Learning How to Play Again in Multi-Media Production

When it comes to apps, programs, and hardware, no one seems to play anymore.

Instead, we look up information on websites to learn exactly what we need to do in order to solve whatever question or problem we might have. WikiHow guides us with step-by-step instructions. YouTube hosts both professional and amateur tutorials on just about everything, from make-up how-tos to leveling up faster in a new video game. Lynda.com offers extensive videos on just about everything technology and business related.

But what about just trying something and seeing what happens? We seem to have lost this sense of play and the fun that comes with it.

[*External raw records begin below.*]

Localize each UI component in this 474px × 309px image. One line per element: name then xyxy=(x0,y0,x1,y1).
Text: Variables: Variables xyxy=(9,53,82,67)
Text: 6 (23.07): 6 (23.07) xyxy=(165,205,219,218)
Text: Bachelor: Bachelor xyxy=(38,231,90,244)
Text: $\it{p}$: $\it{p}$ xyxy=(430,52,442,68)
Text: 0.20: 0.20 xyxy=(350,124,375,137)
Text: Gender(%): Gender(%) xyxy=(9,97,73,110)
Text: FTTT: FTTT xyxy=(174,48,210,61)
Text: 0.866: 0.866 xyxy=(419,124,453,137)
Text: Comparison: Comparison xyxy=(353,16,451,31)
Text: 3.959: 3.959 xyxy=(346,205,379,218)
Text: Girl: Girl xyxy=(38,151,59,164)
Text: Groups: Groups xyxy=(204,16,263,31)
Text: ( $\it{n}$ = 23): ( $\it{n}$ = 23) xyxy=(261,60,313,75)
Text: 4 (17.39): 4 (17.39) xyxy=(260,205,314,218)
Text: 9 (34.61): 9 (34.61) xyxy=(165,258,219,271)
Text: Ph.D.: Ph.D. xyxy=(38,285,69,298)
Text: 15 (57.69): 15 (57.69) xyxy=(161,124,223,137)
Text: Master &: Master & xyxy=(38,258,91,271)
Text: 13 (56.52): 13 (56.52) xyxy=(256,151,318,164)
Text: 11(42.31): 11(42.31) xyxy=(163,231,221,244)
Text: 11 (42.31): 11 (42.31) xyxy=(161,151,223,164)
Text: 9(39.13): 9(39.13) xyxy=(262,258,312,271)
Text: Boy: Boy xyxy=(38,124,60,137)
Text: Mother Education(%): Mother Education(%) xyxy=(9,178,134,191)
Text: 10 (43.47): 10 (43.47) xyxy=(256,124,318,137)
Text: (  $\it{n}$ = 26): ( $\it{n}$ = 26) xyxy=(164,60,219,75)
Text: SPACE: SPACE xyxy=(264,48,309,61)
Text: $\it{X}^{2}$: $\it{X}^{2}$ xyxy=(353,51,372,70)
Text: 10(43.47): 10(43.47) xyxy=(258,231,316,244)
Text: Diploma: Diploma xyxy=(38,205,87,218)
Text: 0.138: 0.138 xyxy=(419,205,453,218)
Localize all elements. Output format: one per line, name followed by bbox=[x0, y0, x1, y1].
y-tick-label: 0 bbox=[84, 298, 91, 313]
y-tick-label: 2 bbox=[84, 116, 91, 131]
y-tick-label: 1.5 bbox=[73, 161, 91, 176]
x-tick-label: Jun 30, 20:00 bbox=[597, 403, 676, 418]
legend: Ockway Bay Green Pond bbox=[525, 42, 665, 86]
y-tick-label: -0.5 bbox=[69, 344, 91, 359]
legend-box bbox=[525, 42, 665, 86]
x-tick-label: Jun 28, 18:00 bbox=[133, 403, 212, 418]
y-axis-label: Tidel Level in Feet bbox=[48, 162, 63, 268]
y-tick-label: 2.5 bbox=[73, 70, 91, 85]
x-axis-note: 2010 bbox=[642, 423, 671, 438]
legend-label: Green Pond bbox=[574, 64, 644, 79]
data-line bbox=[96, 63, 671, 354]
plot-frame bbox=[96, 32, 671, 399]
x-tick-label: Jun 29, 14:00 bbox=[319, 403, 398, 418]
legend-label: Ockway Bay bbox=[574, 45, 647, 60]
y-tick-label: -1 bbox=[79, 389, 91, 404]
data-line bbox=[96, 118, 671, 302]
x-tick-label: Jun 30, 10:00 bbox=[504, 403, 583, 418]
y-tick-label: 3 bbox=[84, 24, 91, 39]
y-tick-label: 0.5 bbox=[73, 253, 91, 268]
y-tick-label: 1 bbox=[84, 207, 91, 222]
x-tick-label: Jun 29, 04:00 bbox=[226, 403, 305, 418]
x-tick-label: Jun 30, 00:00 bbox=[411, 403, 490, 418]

Why? Multiple reasons. Work carries more weight, more responsibility. Family and other obligations consume free time. Recreation involves more passive activities such as watching Netflix (guilty!). Stress or depression make play appear overwhelming. Play seems frivolous, a waste of time. Play belongs to children, not to adults.

None of these are valid excuses for not making time to play.

In his book titled Play, Stuart Brown resists defining the term “because it is a thing of beauty best appreciated by experiencing it.” Eventually, though, he relents: “Remember the definition of play: an absorbing, apparently purposeless activity that provides enjoyment and a suspension of self-consciousness and sense of time.”

Play is done for the sake of it, though that doesn’t mean it offers no purpose. In Free Play: Improvisation in Life and Art, Stephen Nachmanovitch writes that play’s “purpose is to propagate the understanding, joy, responsibility, and peace that come from the full use of the human imagination.”

Too much creation and practice center on skills acquisition and improvement, which lead to career development and advancement. The skills become the means toward future rewards such as a promotion or a raise.

In others words: work, not play.

Consider: When was the last time you let your imagination just wander? Where did it go? And how long did you wait before you called it home?

Play also offers many benefits. Brown lists several throughout his book: It improves your overall mental health. It encourages you to put away your ego and its burdens and just be. It bolsters curiosity, opening you up to new experiences and ideas. It brings learning and knowledge. It fosters risk-taking, making a risk something to try as opposed to something to fear.

All of this reading and thinking about play brings me back to creating multi-media productions and teaching multi-media production. Over these last few months I have been exploring different apps and equipment toward deciding which ones to explore with my own projects and which ones to bring into the classroom. Arguably, all of these skills can be taught sequentially and systematically: turn on the camera, plug in the microphone, set up the tripod, hit the record button.

But how would this approach prepare anyone for the utter chaos that might happen during multi-media production? What do you do when the camera breaks and it’s your last opportunity to interview one of your key participants, such as happened in The Thin Blue Line? What do you do when you’re making a documentary about film production that involves hauling a ship through a muddy jungle during the Amazonian rainy season while handling a visionary director and difficult actor, as Les Blank dealt with during The Burden of Dreams?

More practically, what do you do when the clip on the lavalier mic breaks and you need something to attach the mic to a shirt and fast? Or when the operating system of your intended platform updates just as you’re about to finish coding for the previous operating system?

And, really, with those step-by-step instructions, what fun would that be, for students or for me?

So with that in mind, I seek ways to foster play within the interactive documentary production class. Ultimately, I would like students to play with the apps and equipment toward learning how they work and exploring what they can do. The challenge will be creating the space for this kind of play, which seems at odds within the classroom setting and its requirements for evaluation and assessment.

I also have been learning how to engage in play for myself, which might help with the aforementioned challenge. It has been quite fun, I must say. I have played video games, from text-based to role-playing, to see how they work. I lost every single game (yes, I am that bad), but I have learned much in the process. Editing the same video through different programs such as iMovie and DaVinci Resolve shows different workflows and the discovery of new tools. Since the winter here prohibits outdoor filmmaking, I tied the 360 camera to a dining room light and let it record until the battery ran out and the SD card filled up. The footage offers nothing exciting, but it was fun to see the footage stitched together and then to see it exported into an actual 360 video you can scroll around.